The Drums: Brutalism

Music Reviews The Drums
The Drums: Brutalism

Brutalism is an album as petty as a suburban grudge and as cruel as a college prank. Frontman and last-man-standing Jonny Pierce has abandoned all pretense of the Morrissey-esque cleverness that let him get away with otherwise insulting lyrics on Abysmal Thoughts to make an album that is unrelentingly unpleasant.

We can all appreciate a fuck-off to a bad fuck, but the folky, painfully catchy “626 Bedford Avenue” (or as he petulantly refers to it in the second verse, “626 Stupid Avenue,”) comes off as near bunny-boiling levels of entitled vitriol. “Baby, let’s have a conversation/and God forbid we have a connection” sounds like someone yells at you when you decline to take their phone number on the subway.
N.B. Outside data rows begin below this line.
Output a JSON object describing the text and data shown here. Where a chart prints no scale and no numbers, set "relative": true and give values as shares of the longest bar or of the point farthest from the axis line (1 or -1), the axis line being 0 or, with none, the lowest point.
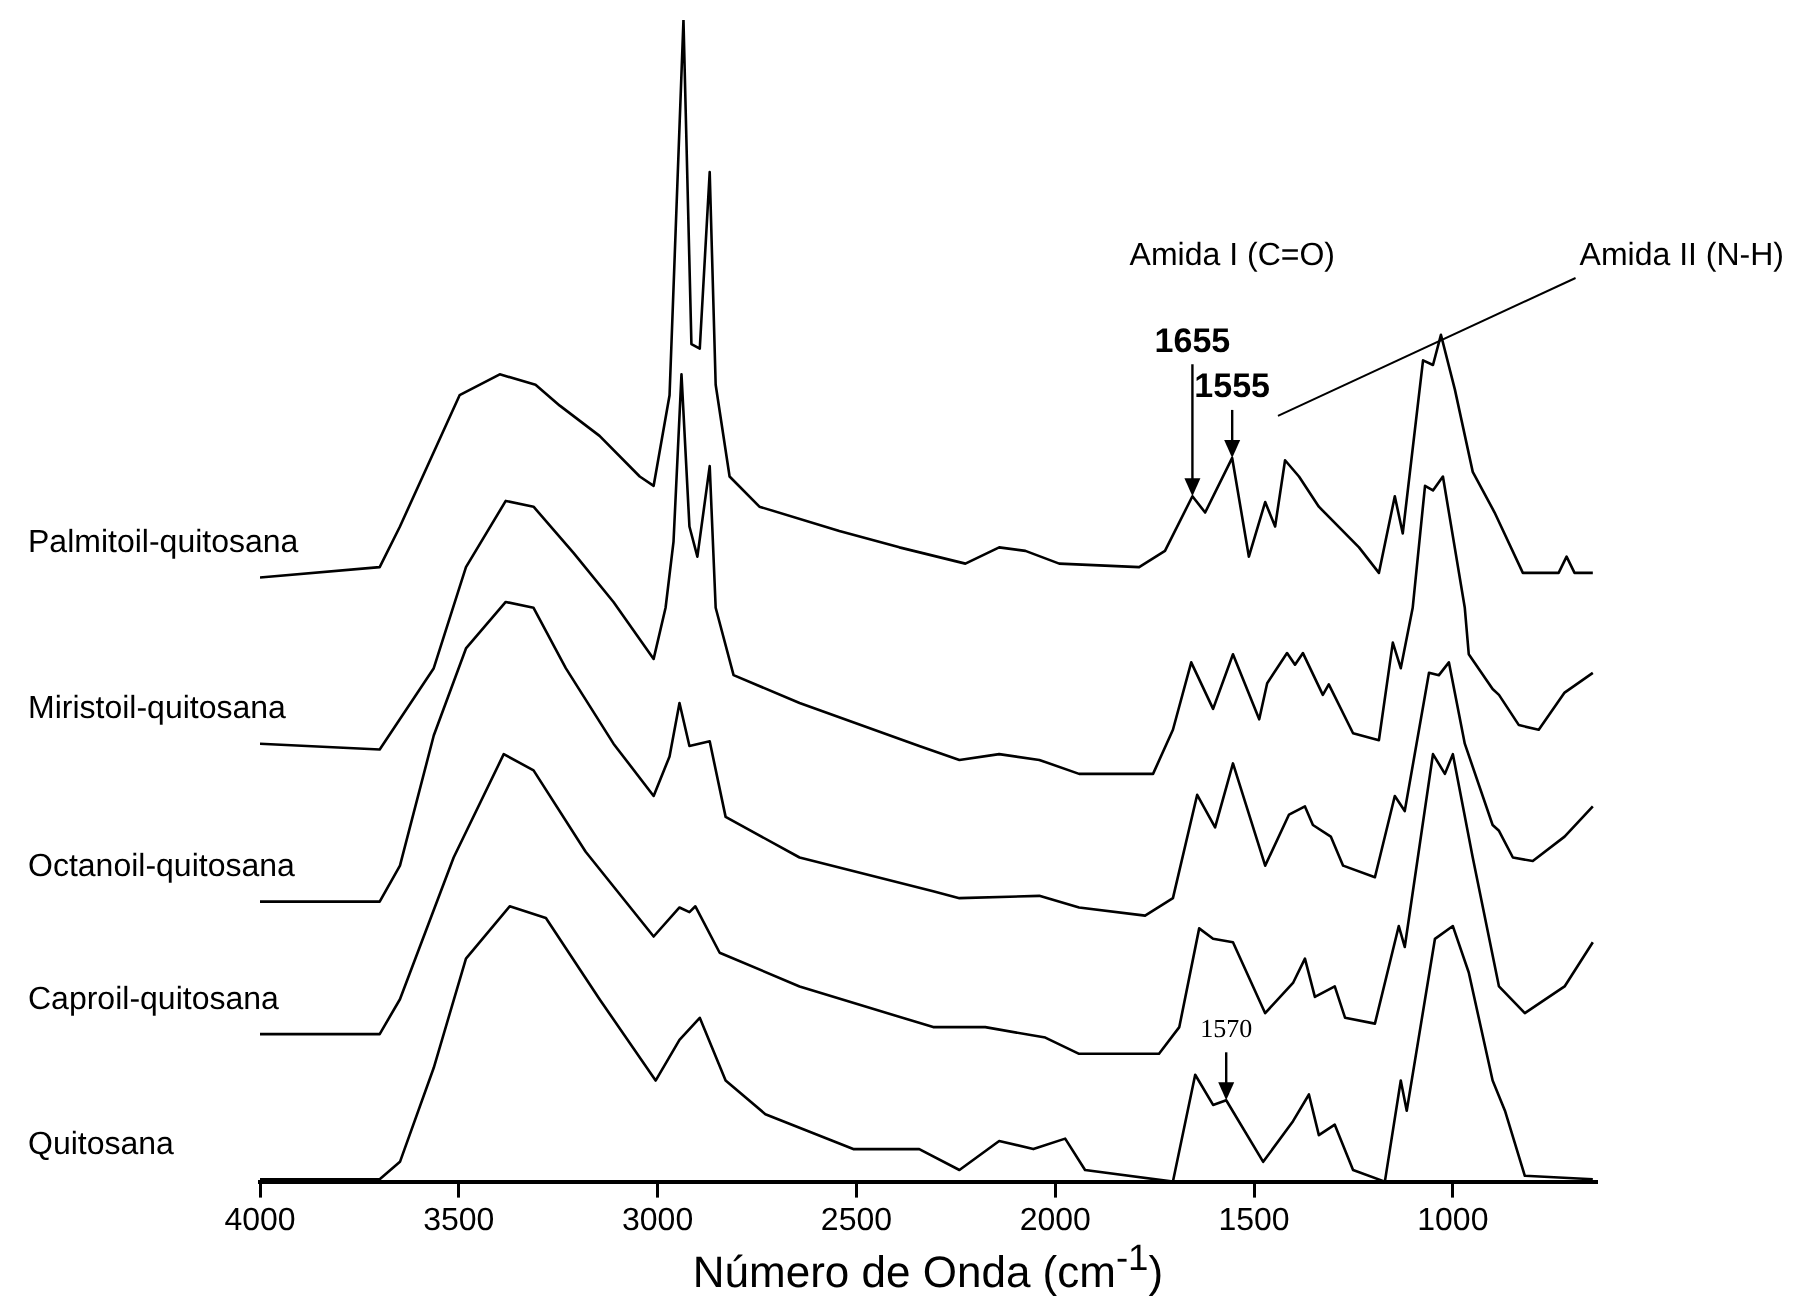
{
  "chart_data": {
    "type": "line",
    "xlabel": "Número de Onda (cm$^{-1}$)",
    "relative": true,
    "xlim": [
      4000,
      640
    ],
    "xticks": [
      4000,
      3500,
      3000,
      2500,
      2000,
      1500,
      1000
    ],
    "grid": false,
    "legend": false,
    "marker": "none",
    "line_style": "solid",
    "annotations": [
      "Amida I (C=O)",
      "Amida II (N-H)",
      {
        "text": "1655",
        "x": 1655,
        "y": 0.59
      },
      {
        "text": "1555",
        "x": 1555,
        "y": 0.623
      },
      {
        "text": "1570",
        "x": 1570,
        "y": 0.07
      }
    ],
    "series": [
      {
        "name": "Palmitoil-quitosana",
        "color": "#000000",
        "x": [
          4000,
          3699,
          3648,
          3498,
          3397,
          3307,
          3246,
          3146,
          3045,
          3010,
          2970,
          2935,
          2915,
          2894,
          2869,
          2854,
          2819,
          2744,
          2543,
          2392,
          2226,
          2141,
          2075,
          1990,
          1789,
          1724,
          1655,
          1623,
          1555,
          1513,
          1472,
          1447,
          1422,
          1387,
          1337,
          1236,
          1186,
          1146,
          1126,
          1075,
          1050,
          1030,
          995,
          950,
          895,
          824,
          734,
          714,
          694,
          648
        ],
        "values": [
          0.52,
          0.529,
          0.564,
          0.677,
          0.695,
          0.686,
          0.668,
          0.642,
          0.607,
          0.599,
          0.677,
          1.0,
          0.721,
          0.717,
          0.869,
          0.686,
          0.607,
          0.581,
          0.56,
          0.546,
          0.532,
          0.546,
          0.543,
          0.532,
          0.529,
          0.543,
          0.59,
          0.576,
          0.623,
          0.538,
          0.585,
          0.564,
          0.621,
          0.607,
          0.581,
          0.546,
          0.524,
          0.59,
          0.558,
          0.707,
          0.703,
          0.729,
          0.682,
          0.611,
          0.576,
          0.524,
          0.524,
          0.538,
          0.524,
          0.524
        ]
      },
      {
        "name": "Miristoil-quitosana",
        "color": "#000000",
        "x": [
          4000,
          3699,
          3563,
          3482,
          3382,
          3312,
          3211,
          3111,
          3010,
          2980,
          2960,
          2940,
          2920,
          2900,
          2869,
          2854,
          2809,
          2643,
          2342,
          2241,
          2141,
          2040,
          1940,
          1754,
          1704,
          1658,
          1603,
          1553,
          1487,
          1467,
          1417,
          1397,
          1377,
          1327,
          1312,
          1251,
          1186,
          1151,
          1131,
          1101,
          1070,
          1050,
          1025,
          970,
          960,
          900,
          884,
          834,
          784,
          719,
          648
        ],
        "values": [
          0.377,
          0.372,
          0.442,
          0.529,
          0.586,
          0.581,
          0.541,
          0.499,
          0.45,
          0.494,
          0.551,
          0.695,
          0.564,
          0.538,
          0.616,
          0.494,
          0.436,
          0.412,
          0.375,
          0.363,
          0.368,
          0.363,
          0.351,
          0.351,
          0.389,
          0.447,
          0.407,
          0.454,
          0.398,
          0.429,
          0.455,
          0.445,
          0.455,
          0.419,
          0.428,
          0.386,
          0.38,
          0.464,
          0.442,
          0.494,
          0.599,
          0.595,
          0.607,
          0.494,
          0.454,
          0.424,
          0.419,
          0.393,
          0.389,
          0.421,
          0.438
        ]
      },
      {
        "name": "Octanoil-quitosana",
        "color": "#000000",
        "x": [
          4000,
          3699,
          3648,
          3563,
          3482,
          3382,
          3312,
          3231,
          3111,
          3010,
          2970,
          2945,
          2920,
          2869,
          2829,
          2643,
          2307,
          2241,
          2040,
          1940,
          1774,
          1704,
          1643,
          1598,
          1553,
          1472,
          1412,
          1372,
          1352,
          1307,
          1276,
          1196,
          1146,
          1121,
          1060,
          1035,
          1010,
          970,
          900,
          884,
          849,
          799,
          719,
          648
        ],
        "values": [
          0.241,
          0.241,
          0.272,
          0.384,
          0.459,
          0.499,
          0.494,
          0.442,
          0.377,
          0.332,
          0.366,
          0.412,
          0.375,
          0.379,
          0.314,
          0.279,
          0.25,
          0.244,
          0.246,
          0.236,
          0.229,
          0.244,
          0.333,
          0.305,
          0.36,
          0.272,
          0.316,
          0.323,
          0.307,
          0.297,
          0.272,
          0.262,
          0.332,
          0.319,
          0.438,
          0.436,
          0.447,
          0.377,
          0.307,
          0.302,
          0.279,
          0.276,
          0.297,
          0.323
        ]
      },
      {
        "name": "Caproil-quitosana",
        "color": "#000000",
        "x": [
          4000,
          3699,
          3648,
          3513,
          3387,
          3312,
          3181,
          3010,
          2945,
          2920,
          2905,
          2844,
          2643,
          2307,
          2176,
          2025,
          1940,
          1739,
          1688,
          1638,
          1603,
          1553,
          1472,
          1402,
          1372,
          1347,
          1297,
          1271,
          1196,
          1136,
          1121,
          1050,
          1020,
          1000,
          950,
          884,
          819,
          719,
          648
        ],
        "values": [
          0.127,
          0.127,
          0.157,
          0.279,
          0.368,
          0.354,
          0.284,
          0.211,
          0.236,
          0.232,
          0.237,
          0.197,
          0.168,
          0.133,
          0.133,
          0.124,
          0.11,
          0.11,
          0.133,
          0.218,
          0.209,
          0.206,
          0.145,
          0.171,
          0.192,
          0.159,
          0.168,
          0.141,
          0.136,
          0.22,
          0.202,
          0.368,
          0.351,
          0.368,
          0.279,
          0.168,
          0.145,
          0.168,
          0.206
        ]
      },
      {
        "name": "Quitosana",
        "color": "#000000",
        "x": [
          4000,
          3699,
          3648,
          3563,
          3482,
          3372,
          3281,
          3146,
          3005,
          2945,
          2894,
          2829,
          2729,
          2508,
          2342,
          2241,
          2141,
          2055,
          1975,
          1925,
          1704,
          1648,
          1603,
          1570,
          1477,
          1402,
          1362,
          1337,
          1297,
          1251,
          1171,
          1131,
          1116,
          1045,
          1000,
          960,
          900,
          869,
          819,
          648
        ],
        "values": [
          0.002,
          0.002,
          0.017,
          0.098,
          0.192,
          0.237,
          0.227,
          0.157,
          0.087,
          0.122,
          0.141,
          0.087,
          0.058,
          0.028,
          0.028,
          0.01,
          0.035,
          0.028,
          0.037,
          0.01,
          0.0,
          0.092,
          0.066,
          0.07,
          0.017,
          0.052,
          0.075,
          0.04,
          0.049,
          0.01,
          0.0,
          0.087,
          0.061,
          0.209,
          0.22,
          0.18,
          0.087,
          0.061,
          0.005,
          0.002
        ]
      }
    ]
  }
}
But it doesn’t stop there. The title track’s “Baby by now, you must know/that this love is brutal” might have seemed romantic a while ago, but the promise that he’s going to “bet (my) life on one kiss” is how you wind up with him standing outside your house on Bedford Avenue screaming at you. It’s a shame, because the song has a delightfully pop-emo sound, but the effect Pierce accidentally creates by pairing these side-by-side is almost laughable.
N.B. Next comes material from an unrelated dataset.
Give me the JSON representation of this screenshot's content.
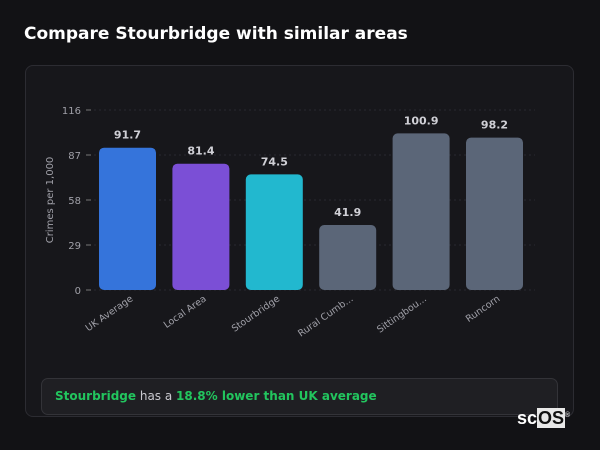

The opening track “Pretty Cloud” does fascinating things, lyrically, with the cloud metaphor, but like a low-pressure system, the music that accompanies it is migraine-inducing, a seemingly random assortment of samples, never coming together in a cohesive unit. Pierce is capable of layering complex layers of sound like a rich trifle, but here, everything has been stripped bare, leaving just a handful of the ringtones that come standard on a Motorola Razr.
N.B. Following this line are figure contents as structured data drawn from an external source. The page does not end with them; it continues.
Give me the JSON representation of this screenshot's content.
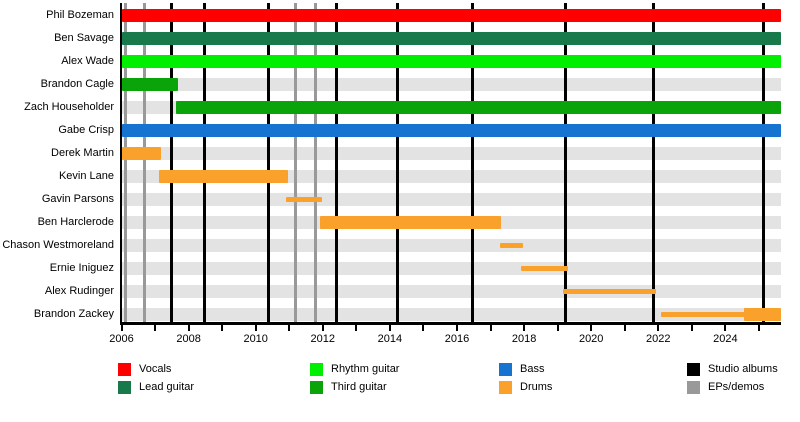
{
  "chart_data": {
    "type": "bar",
    "variant": "band-member-timeline-gantt",
    "title": "",
    "x_axis": {
      "start": 2006,
      "end": 2025.65,
      "tick_interval": 1,
      "labeled_years": [
        "2006",
        "2008",
        "2010",
        "2012",
        "2014",
        "2016",
        "2018",
        "2020",
        "2022",
        "2024"
      ]
    },
    "rows": [
      {
        "name": "Phil Bozeman",
        "role": "Vocals",
        "segments": [
          {
            "from": 2006.0,
            "to": 2025.65,
            "color_key": "vocals",
            "thin": false
          }
        ]
      },
      {
        "name": "Ben Savage",
        "role": "Lead guitar",
        "segments": [
          {
            "from": 2006.0,
            "to": 2025.65,
            "color_key": "lead_guitar",
            "thin": false
          }
        ]
      },
      {
        "name": "Alex Wade",
        "role": "Rhythm guitar",
        "segments": [
          {
            "from": 2006.0,
            "to": 2025.65,
            "color_key": "rhythm_guitar",
            "thin": false
          }
        ]
      },
      {
        "name": "Brandon Cagle",
        "role": "Third guitar",
        "segments": [
          {
            "from": 2006.0,
            "to": 2007.68,
            "color_key": "third_guitar",
            "thin": false
          }
        ]
      },
      {
        "name": "Zach Householder",
        "role": "Third guitar",
        "segments": [
          {
            "from": 2007.62,
            "to": 2025.65,
            "color_key": "third_guitar",
            "thin": false
          }
        ]
      },
      {
        "name": "Gabe Crisp",
        "role": "Bass",
        "segments": [
          {
            "from": 2006.0,
            "to": 2025.65,
            "color_key": "bass",
            "thin": false
          }
        ]
      },
      {
        "name": "Derek Martin",
        "role": "Drums",
        "segments": [
          {
            "from": 2006.0,
            "to": 2007.18,
            "color_key": "drums",
            "thin": false
          }
        ]
      },
      {
        "name": "Kevin Lane",
        "role": "Drums",
        "segments": [
          {
            "from": 2007.12,
            "to": 2010.96,
            "color_key": "drums",
            "thin": false
          }
        ]
      },
      {
        "name": "Gavin Parsons",
        "role": "Drums",
        "segments": [
          {
            "from": 2010.9,
            "to": 2011.98,
            "color_key": "drums",
            "thin": true
          }
        ]
      },
      {
        "name": "Ben Harclerode",
        "role": "Drums",
        "segments": [
          {
            "from": 2011.92,
            "to": 2017.31,
            "color_key": "drums",
            "thin": false
          }
        ]
      },
      {
        "name": "Chason Westmoreland",
        "role": "Drums",
        "segments": [
          {
            "from": 2017.28,
            "to": 2017.97,
            "color_key": "drums",
            "thin": true
          }
        ]
      },
      {
        "name": "Ernie Iniguez",
        "role": "Drums",
        "segments": [
          {
            "from": 2017.91,
            "to": 2019.31,
            "color_key": "drums",
            "thin": true
          }
        ]
      },
      {
        "name": "Alex Rudinger",
        "role": "Drums",
        "segments": [
          {
            "from": 2019.16,
            "to": 2021.93,
            "color_key": "drums",
            "thin": true
          }
        ]
      },
      {
        "name": "Brandon Zackey",
        "role": "Drums",
        "segments": [
          {
            "from": 2022.08,
            "to": 2024.62,
            "color_key": "drums",
            "thin": true
          },
          {
            "from": 2024.56,
            "to": 2025.65,
            "color_key": "drums",
            "thin": false
          }
        ]
      }
    ],
    "event_lines": {
      "studio_albums": [
        2007.5,
        2008.48,
        2010.37,
        2012.42,
        2014.23,
        2016.45,
        2019.22,
        2021.85,
        2025.15
      ],
      "eps_demos": [
        2006.13,
        2006.7,
        2011.2,
        2011.77
      ]
    },
    "legend": [
      {
        "label": "Vocals",
        "color_key": "vocals"
      },
      {
        "label": "Lead guitar",
        "color_key": "lead_guitar"
      },
      {
        "label": "Rhythm guitar",
        "color_key": "rhythm_guitar"
      },
      {
        "label": "Third guitar",
        "color_key": "third_guitar"
      },
      {
        "label": "Bass",
        "color_key": "bass"
      },
      {
        "label": "Drums",
        "color_key": "drums"
      },
      {
        "label": "Studio albums",
        "color_key": "studio_albums"
      },
      {
        "label": "EPs/demos",
        "color_key": "eps_demos"
      }
    ],
    "colors": {
      "vocals": "#fd0000",
      "lead_guitar": "#18794a",
      "rhythm_guitar": "#00ee00",
      "third_guitar": "#0aa30a",
      "bass": "#1673cf",
      "drums": "#faa12c",
      "studio_albums": "#000000",
      "eps_demos": "#999999",
      "row_band": "#e3e3e3"
    }
  }
}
The lead single “Body Chemistry” is a wise choice, a bright splash of sincerity, an anthem for anxious times and an anxious life. It’s the sort of bite-off-and-savor taste that The Drums do so well. But sadly, it’s not indicative of what else is on the album. Not everything has to be pure pop, but nothing else on Brutalism even comes close to sounding like a complete song the way this one does.

“Kiss It Away” cribs a discount Johnny Marr riff and pairs it with messy drums and a vocal track that feels like it’s running slightly faster than the rest of the melody. “Blip of Joy” is a similar mess, with a melody line that feels like the caffeine shakes, hyperactive and unable to land on a focus point.

“Nervous” does something different, a standard ambling break-up song, perfect, I guess, for singing in the college quad at twilight as a means of attempting to appear interesting and deep. It’s the only track of that ilk on the album and as such, almost feels out of place, like the person who shows up at a fancy party in jeans. Not completely unwelcome, but doesn’t fit in.

If you want to recreate Brutalism, turn on the menu screen of any Sega Genesis game from 1992 and read aloud your angriest poem from high school. It’s catchy in places, sure, but so are bedbugs.